Dan, ya, kamu selalu kalah. Selalu kamu yang meminta sebuah pertemuan. Dengan begini, kamu akan tahu, perempuan adalah mahluk paling gengsi nomor satu.

Perempuan adalah mahluk yang tidak ingin memulai segalanya lebih dulu. Namun, jauh di dalam lubuk hatinya, sebenarnya dia ingin menatapmu, berbincang denganmu, dan turut membebaskan kekangan rindu di dadanya.

Kamu selalu kalah untuk tidak mengajakku bertemu lebih dulu, sementara aku selalu kalah untuk tidak menunjukan betapa aku rindu kamu dan ingin menghabiskan sisa waktu kita sambil menatap dan berbincang denganmu.

"Bagaimana Semeru?" Kataku memulai percakapan.

"Gak mau nanya bagaimana kabarku?" Katanya sedikit mengerutkan dahi.

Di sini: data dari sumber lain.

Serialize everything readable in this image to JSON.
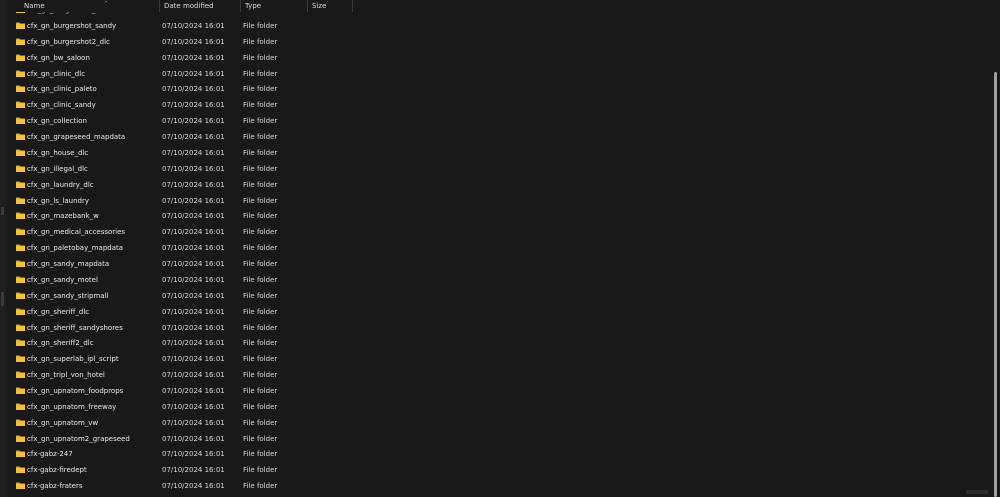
{
  "columns": {
    "name": "Name",
    "date": "Date modified",
    "type": "Type",
    "size": "Size",
    "sort_glyph": "^"
  },
  "colors": {
    "background": "#191919",
    "folder": "#f2c23a",
    "text": "#ececec",
    "divider": "#3a3a3a"
  },
  "icons": {
    "folder": "folder-icon"
  },
  "partial_row": "cfx_gn_burgershot_...",
  "files": [
    {
      "name": "cfx_gn_burgershot_sandy",
      "date": "07/10/2024 16:01",
      "type": "File folder",
      "size": ""
    },
    {
      "name": "cfx_gn_burgershot2_dlc",
      "date": "07/10/2024 16:01",
      "type": "File folder",
      "size": ""
    },
    {
      "name": "cfx_gn_bw_saloon",
      "date": "07/10/2024 16:01",
      "type": "File folder",
      "size": ""
    },
    {
      "name": "cfx_gn_clinic_dlc",
      "date": "07/10/2024 16:01",
      "type": "File folder",
      "size": ""
    },
    {
      "name": "cfx_gn_clinic_paleto",
      "date": "07/10/2024 16:01",
      "type": "File folder",
      "size": ""
    },
    {
      "name": "cfx_gn_clinic_sandy",
      "date": "07/10/2024 16:01",
      "type": "File folder",
      "size": ""
    },
    {
      "name": "cfx_gn_collection",
      "date": "07/10/2024 16:01",
      "type": "File folder",
      "size": ""
    },
    {
      "name": "cfx_gn_grapeseed_mapdata",
      "date": "07/10/2024 16:01",
      "type": "File folder",
      "size": ""
    },
    {
      "name": "cfx_gn_house_dlc",
      "date": "07/10/2024 16:01",
      "type": "File folder",
      "size": ""
    },
    {
      "name": "cfx_gn_illegal_dlc",
      "date": "07/10/2024 16:01",
      "type": "File folder",
      "size": ""
    },
    {
      "name": "cfx_gn_laundry_dlc",
      "date": "07/10/2024 16:01",
      "type": "File folder",
      "size": ""
    },
    {
      "name": "cfx_gn_ls_laundry",
      "date": "07/10/2024 16:01",
      "type": "File folder",
      "size": ""
    },
    {
      "name": "cfx_gn_mazebank_w",
      "date": "07/10/2024 16:01",
      "type": "File folder",
      "size": ""
    },
    {
      "name": "cfx_gn_medical_accessories",
      "date": "07/10/2024 16:01",
      "type": "File folder",
      "size": ""
    },
    {
      "name": "cfx_gn_paletobay_mapdata",
      "date": "07/10/2024 16:01",
      "type": "File folder",
      "size": ""
    },
    {
      "name": "cfx_gn_sandy_mapdata",
      "date": "07/10/2024 16:01",
      "type": "File folder",
      "size": ""
    },
    {
      "name": "cfx_gn_sandy_motel",
      "date": "07/10/2024 16:01",
      "type": "File folder",
      "size": ""
    },
    {
      "name": "cfx_gn_sandy_stripmall",
      "date": "07/10/2024 16:01",
      "type": "File folder",
      "size": ""
    },
    {
      "name": "cfx_gn_sheriff_dlc",
      "date": "07/10/2024 16:01",
      "type": "File folder",
      "size": ""
    },
    {
      "name": "cfx_gn_sheriff_sandyshores",
      "date": "07/10/2024 16:01",
      "type": "File folder",
      "size": ""
    },
    {
      "name": "cfx_gn_sheriff2_dlc",
      "date": "07/10/2024 16:01",
      "type": "File folder",
      "size": ""
    },
    {
      "name": "cfx_gn_superlab_ipl_script",
      "date": "07/10/2024 16:01",
      "type": "File folder",
      "size": ""
    },
    {
      "name": "cfx_gn_tripl_von_hotel",
      "date": "07/10/2024 16:01",
      "type": "File folder",
      "size": ""
    },
    {
      "name": "cfx_gn_upnatom_foodprops",
      "date": "07/10/2024 16:01",
      "type": "File folder",
      "size": ""
    },
    {
      "name": "cfx_gn_upnatom_freeway",
      "date": "07/10/2024 16:01",
      "type": "File folder",
      "size": ""
    },
    {
      "name": "cfx_gn_upnatom_vw",
      "date": "07/10/2024 16:01",
      "type": "File folder",
      "size": ""
    },
    {
      "name": "cfx_gn_upnatom2_grapeseed",
      "date": "07/10/2024 16:01",
      "type": "File folder",
      "size": ""
    },
    {
      "name": "cfx-gabz-247",
      "date": "07/10/2024 16:01",
      "type": "File folder",
      "size": ""
    },
    {
      "name": "cfx-gabz-firedept",
      "date": "07/10/2024 16:01",
      "type": "File folder",
      "size": ""
    },
    {
      "name": "cfx-gabz-fraters",
      "date": "07/10/2024 16:01",
      "type": "File folder",
      "size": ""
    }
  ]
}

"Kamu pasti baik. Kamu kan kuat."

"Gak akan kuat, kalau lama pisah dari kamu."

Aku hanya tertawa.

"Gomball." Kataku.

Dia pun tertawa. Tapi aku merasakan sesuatu yang beda. Percakapan kali ini yang aku rasa beda. Air mukanya redup dan aku bisa melihat itu.

"Ada apa?"

Dia hanya tertawa.

"Malah ketawa bukannya jawab."

Kemudian dia membenahi duduknya sambil terus tersenyum menatapku.

"Kamu ajaib." Katanya.

Saat dia mengatakan itu aku bisa melihat barisan giginya yang rapi dan putih bersih.
"Ajaib?" tanyaku.

"Iya." Kali ini dia menyingkap rambutnya yang sebahu ke belakang telingannya.

"Ajaibnya?"

"Kamu bisa tau, sebelum aku kasih tau."

"Tau apa?"

Dia mengelus hidungnnya yang mancung. Kemudian memasang ekspresi muka yang serius.

"Tau....." katanya.

Aku menunggunya dengan harap harap cemas.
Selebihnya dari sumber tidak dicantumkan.